Le scénario moque ainsi avec mordant les valeurs
emblématiques de la bonté par ce regard cinglant, mais en a tout autant à
revendre pour les dogmes contemporains comme la psychanalyse. Alors que toute
la ville recherche désormais émue « le garçon à l’aimant » pour le
récompenser, Johnny suite à un quiproquo prend cette quête pour une traque afin
de le punir de son crime initial. Alors que la mise en scène teinte cette
culpabilité d’une saisissante imagerie de peurs enfantines (où la forme de l’aimant
se confond avec celle d’objet du quotidien où surgit en fondu dans l’espace de
Johnny), les parents font du trouble de leur progéniture une interprétation
psychanalytique sexuée aux antipodes du vrai motif. Dès le début du film la
charge fait son effet avec une scène où le père psychanalyste interprète la
présence d’un animal dans le rêve d’une jeune patiente comme une métaphore du
père. Pourtant la séquence suivante enchaîne sur Johnny caressant un âne dans la
rue pour un effet destructeur qui nous rappelle que Charles Frend fut le
monteur d’Alfred Hitchcock avant de passer à la mise en scène.

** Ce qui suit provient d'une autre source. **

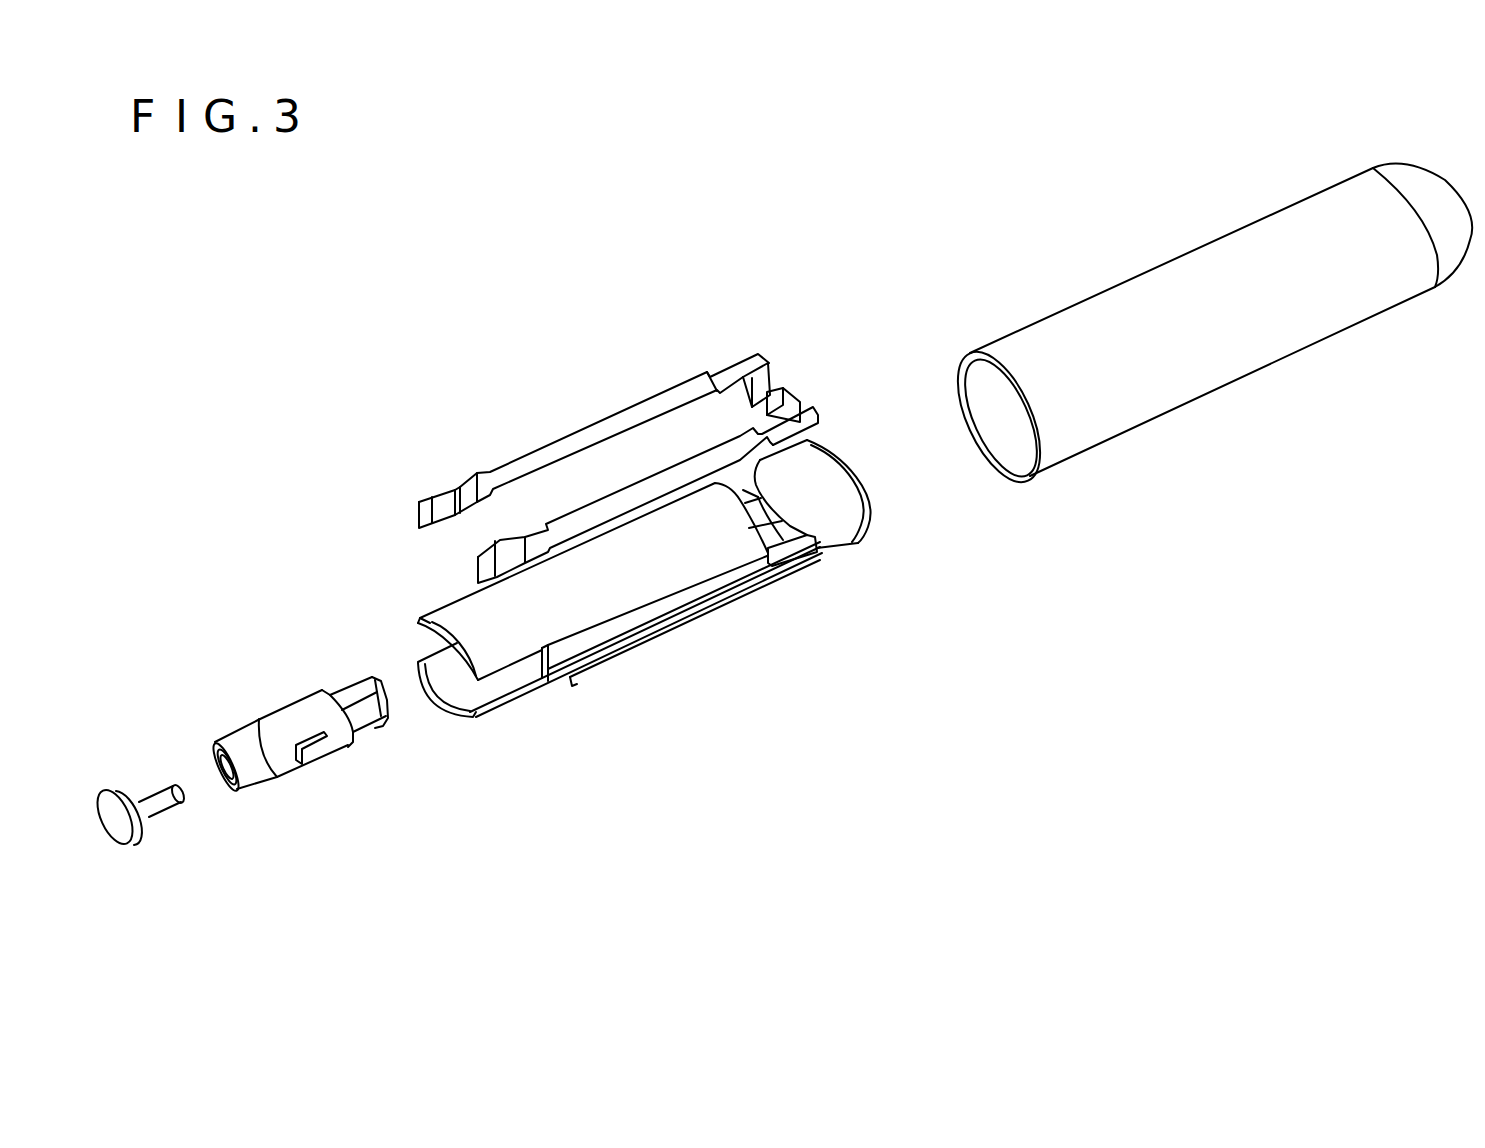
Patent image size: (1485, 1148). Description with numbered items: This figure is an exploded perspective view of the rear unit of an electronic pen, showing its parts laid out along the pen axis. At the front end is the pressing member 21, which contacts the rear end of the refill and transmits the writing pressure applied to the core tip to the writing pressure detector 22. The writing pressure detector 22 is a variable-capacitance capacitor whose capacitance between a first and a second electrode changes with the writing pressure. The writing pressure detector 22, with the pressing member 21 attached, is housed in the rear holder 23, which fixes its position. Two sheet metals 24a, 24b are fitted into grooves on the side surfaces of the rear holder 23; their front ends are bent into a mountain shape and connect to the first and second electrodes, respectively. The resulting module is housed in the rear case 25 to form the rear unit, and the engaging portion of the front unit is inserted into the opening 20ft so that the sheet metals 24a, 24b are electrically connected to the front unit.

Le film fait constamment le va et vient avec ce ton moqueur et
une sincère adhésion à ces valeurs morales bousculées. La récolte de don se
fait par un superficiel concours de maillots de bain et donc par une fable de
bonté reposant sur un vol. Johnny en « cavale » se perd dans les
bas-fonds de la ville, raillé puis aidé par les autres gamins une fois auréolé
de son statut de criminel en herbe. La distance et l’ironie concernera pourtant
toujours le monde des adultes et la vieille Angleterre. Johnny par son jeune
âge est un être en construction dont les errements vont définir un caractère
moins figé que ces aînés. L’aventure lui fera découvrir des sentiments néfastes
dont il sortira grandit, un ailleurs moins lisse que son existence bourgeoise
et finalement une bonté née de sa fraîche mais intense expérience.
Sans sombrer
dans le happy-end grossier, T.E.B. Clarke fait de l’ensemble un récit
initiatique plutôt qu’un jeu de massacre. Le côté lumineux rejailli ainsi quant
aux conséquences au bout du compte positive du vol de Johnny et revisite de
façon charmante cet acte dans la dernière scène. Le scénario jette un regard
chargé d’espoir sur le futur représenté par la jeunesse d’alors, capable de se
perdre et de s’améliorer contrairement à une Angleterre sclérosée qu’Ealing n’aura
de cesse de fustiger durant les années 50.
Sur des thèmes voisins, d’autres comédies anglaises d’Ealing et d’ailleurs
déchanteront vite de ce regard encore bienveillant avec les féroces œuvres des
frères Boulting (on pense au teigneux Heavens Above (1963)) ou pour rester dans l’enfance Les Belles de Saint Trinians (1954).